Si l’accroissement de l’influence des multinationales s’appuie sur le pouvoir de groupes d’intérêts transnationaux issus des milieux d’affaires, disposant de puissants leviers d’influence sur les dirigeants politiques des grands pays industrialisés, Strange n’adhère pas pour autant à l’idée d’une classe capitaliste transnationale. Les intérêts des chefs d’entreprises lui paraissent trop divergents pour suggérer l’uniformité et la solidarité d’une classe sociale. Le domaine de l’environnement en est un bon exemple : les grandes compagnies pétrolières, les firmes pharmaceutiques et les producteurs de voitures s’opposent à celles qui défendent les technologies propres mais aussi aux grandes compagnies d’assurance et de réassurance transnationales.
La structure financière
La finance internationale est le terrain d’étude privilégié de Susan Strange. Nombre de ses publications des années 1960 et 1970 y sont consacrées, complétées par deux ouvrages, Casino Capitalism (1986) et Mad Money (1998). La structure financière est définie comme l’ensemble des accords qui décident de la disponibilité des financements dans les différentes parties du monde et qui fixent le niveau des taux de change entre les devises. Dans ces domaines, les États ont clairement perdu de leur pouvoir : ils ne sont capables de déterminer ni le niveau des taux de change, ni le montant des crédits disponibles à tel ou tel endroit.

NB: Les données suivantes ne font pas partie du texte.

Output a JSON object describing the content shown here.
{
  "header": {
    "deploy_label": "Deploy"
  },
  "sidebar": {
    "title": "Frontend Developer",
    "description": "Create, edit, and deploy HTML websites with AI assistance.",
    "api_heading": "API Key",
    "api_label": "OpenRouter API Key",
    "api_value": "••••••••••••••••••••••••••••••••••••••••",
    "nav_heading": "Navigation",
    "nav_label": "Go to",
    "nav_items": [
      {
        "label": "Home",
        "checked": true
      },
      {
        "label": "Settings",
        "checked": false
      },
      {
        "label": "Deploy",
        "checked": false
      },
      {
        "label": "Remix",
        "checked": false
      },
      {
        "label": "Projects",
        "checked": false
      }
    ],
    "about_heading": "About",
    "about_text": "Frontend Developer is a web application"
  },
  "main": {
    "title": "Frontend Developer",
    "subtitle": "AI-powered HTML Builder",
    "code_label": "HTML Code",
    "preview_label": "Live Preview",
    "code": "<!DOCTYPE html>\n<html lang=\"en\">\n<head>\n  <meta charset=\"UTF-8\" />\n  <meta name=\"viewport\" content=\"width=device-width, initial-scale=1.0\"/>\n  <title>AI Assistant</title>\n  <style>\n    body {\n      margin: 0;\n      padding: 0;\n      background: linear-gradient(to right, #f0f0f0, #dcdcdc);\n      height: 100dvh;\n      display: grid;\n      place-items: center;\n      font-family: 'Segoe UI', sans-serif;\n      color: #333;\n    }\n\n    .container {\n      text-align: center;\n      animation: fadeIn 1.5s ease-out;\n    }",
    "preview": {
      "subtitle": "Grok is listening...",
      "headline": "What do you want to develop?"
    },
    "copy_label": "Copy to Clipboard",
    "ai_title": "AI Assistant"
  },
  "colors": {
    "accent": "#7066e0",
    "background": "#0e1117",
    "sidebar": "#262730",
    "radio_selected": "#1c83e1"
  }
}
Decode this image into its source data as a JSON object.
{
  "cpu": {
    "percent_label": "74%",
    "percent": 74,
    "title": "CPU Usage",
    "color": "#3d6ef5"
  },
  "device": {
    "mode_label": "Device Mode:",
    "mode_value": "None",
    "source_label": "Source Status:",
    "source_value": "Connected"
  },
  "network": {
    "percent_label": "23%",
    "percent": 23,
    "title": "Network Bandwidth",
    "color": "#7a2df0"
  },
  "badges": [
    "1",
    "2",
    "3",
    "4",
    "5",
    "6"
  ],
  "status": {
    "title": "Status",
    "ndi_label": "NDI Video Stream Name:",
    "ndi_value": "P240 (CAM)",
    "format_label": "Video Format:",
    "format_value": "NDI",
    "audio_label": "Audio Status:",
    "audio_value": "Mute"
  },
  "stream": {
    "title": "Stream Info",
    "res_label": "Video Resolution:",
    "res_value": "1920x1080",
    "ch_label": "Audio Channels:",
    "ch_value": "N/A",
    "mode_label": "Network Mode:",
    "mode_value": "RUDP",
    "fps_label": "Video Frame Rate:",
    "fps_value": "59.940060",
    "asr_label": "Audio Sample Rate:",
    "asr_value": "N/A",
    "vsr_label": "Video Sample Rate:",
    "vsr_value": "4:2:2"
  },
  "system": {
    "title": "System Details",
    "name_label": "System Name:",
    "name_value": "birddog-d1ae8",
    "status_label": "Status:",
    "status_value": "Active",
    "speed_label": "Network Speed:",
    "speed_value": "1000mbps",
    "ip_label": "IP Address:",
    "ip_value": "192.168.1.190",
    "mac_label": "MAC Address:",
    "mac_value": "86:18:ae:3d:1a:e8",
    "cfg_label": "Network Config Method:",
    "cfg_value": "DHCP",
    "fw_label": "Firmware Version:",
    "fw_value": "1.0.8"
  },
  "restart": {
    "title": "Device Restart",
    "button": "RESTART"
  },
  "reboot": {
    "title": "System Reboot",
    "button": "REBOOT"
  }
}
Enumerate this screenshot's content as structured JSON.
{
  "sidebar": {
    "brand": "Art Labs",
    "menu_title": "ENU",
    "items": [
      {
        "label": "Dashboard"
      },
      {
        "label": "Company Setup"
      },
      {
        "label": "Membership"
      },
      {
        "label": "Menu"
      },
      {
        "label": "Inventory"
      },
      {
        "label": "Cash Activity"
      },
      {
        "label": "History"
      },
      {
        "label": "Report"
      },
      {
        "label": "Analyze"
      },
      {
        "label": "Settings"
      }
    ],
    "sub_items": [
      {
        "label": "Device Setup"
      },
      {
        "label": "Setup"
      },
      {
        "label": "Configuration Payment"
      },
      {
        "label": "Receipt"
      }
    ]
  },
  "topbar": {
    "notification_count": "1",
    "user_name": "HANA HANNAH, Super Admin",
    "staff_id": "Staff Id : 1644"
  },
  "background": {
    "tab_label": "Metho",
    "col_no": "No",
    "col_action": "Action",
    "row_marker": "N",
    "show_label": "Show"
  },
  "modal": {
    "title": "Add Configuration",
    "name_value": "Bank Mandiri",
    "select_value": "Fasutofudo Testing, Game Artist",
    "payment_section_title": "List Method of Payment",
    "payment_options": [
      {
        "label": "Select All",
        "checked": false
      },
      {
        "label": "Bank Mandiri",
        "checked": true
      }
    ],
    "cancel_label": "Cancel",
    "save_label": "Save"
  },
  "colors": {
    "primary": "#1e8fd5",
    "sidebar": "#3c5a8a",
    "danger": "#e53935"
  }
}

Même si la technologie (innovations techniques, comme les liens entre l’informatique et les télécommunications ; innovations financières, comme les produits dérivés, des actifs financiers permettant de se protéger contre les variations imprévues des prix d’autres actifs comme les taux d’intérêt, des devises étrangères, le pétrole…, mais servant aussi d’instruments opaques de spéculation et de fraude fiscale) tient un rôle important dans son analyse, Strange s’attache surtout à retracer les séries de décisions (passage des changes fixes aux changes flottants, libéralisation des mouvements de capitaux…) et d’absence de décisions politiques (refus de légiférer sur le contrôle des paradis fiscaux, des produits de spéculation…) qui ont amené la finance à son état actuel, à savoir une absence totale de maîtrise des risques qu’elle fait subir à l’économie mondiale, comme la crise des subprime est venue une nouvelle fois le démontrer. En effet, la perte de contrôle des États ne s’est pas traduite par une maîtrise accrue des agents privés, banquiers et investisseurs sur les évolutions de la finance. Tout le monde subit aujourd’hui l’incertitude engendrée par la volatilité de la finance internationalisée : les pays du Nord, les pays du Sud, les multinationales mais aussi les banquiers qui ont contribué à la créer. En cela, la finance est la principale zone de non-gouvernance de l’économie mondiale.
La structure des savoirs
La structure des savoirs se définit à un double niveau. Au niveau abstrait, il y a le monde des idées, les systèmes de croyance qui font qu’à un moment donné chacun se construit sa représentation du monde, des contraintes et des opportunités qu’il peut y développer. À un niveau plus pratique, elle concerne tous les accords qui définissent les conditions permettant de découvrir, d’accumuler, de stocker et de communiquer des informations. Les deux sont liés. Au Moyen Âge, de par son savoir sur les moyens de bénéficier de la résurrection après la mort et de par son contrôle sur les systèmes éducatifs, l’Église catholique était un acteur essentiel de la structure des savoirs. Son influence s’exerçait sur la vie personnelle des princes, sur leur façon de faire la guerre, ainsi que sur la manière de juger l’échange, la monnaie et le crédit. L’Église défendait alors vigoureusement son monopole moral et spirituel, illustrant le principe selon lequel le pouvoir s’exerce dans cette structure par la capacité de ceux qui le détiennent à en refuser l’accès aux autres.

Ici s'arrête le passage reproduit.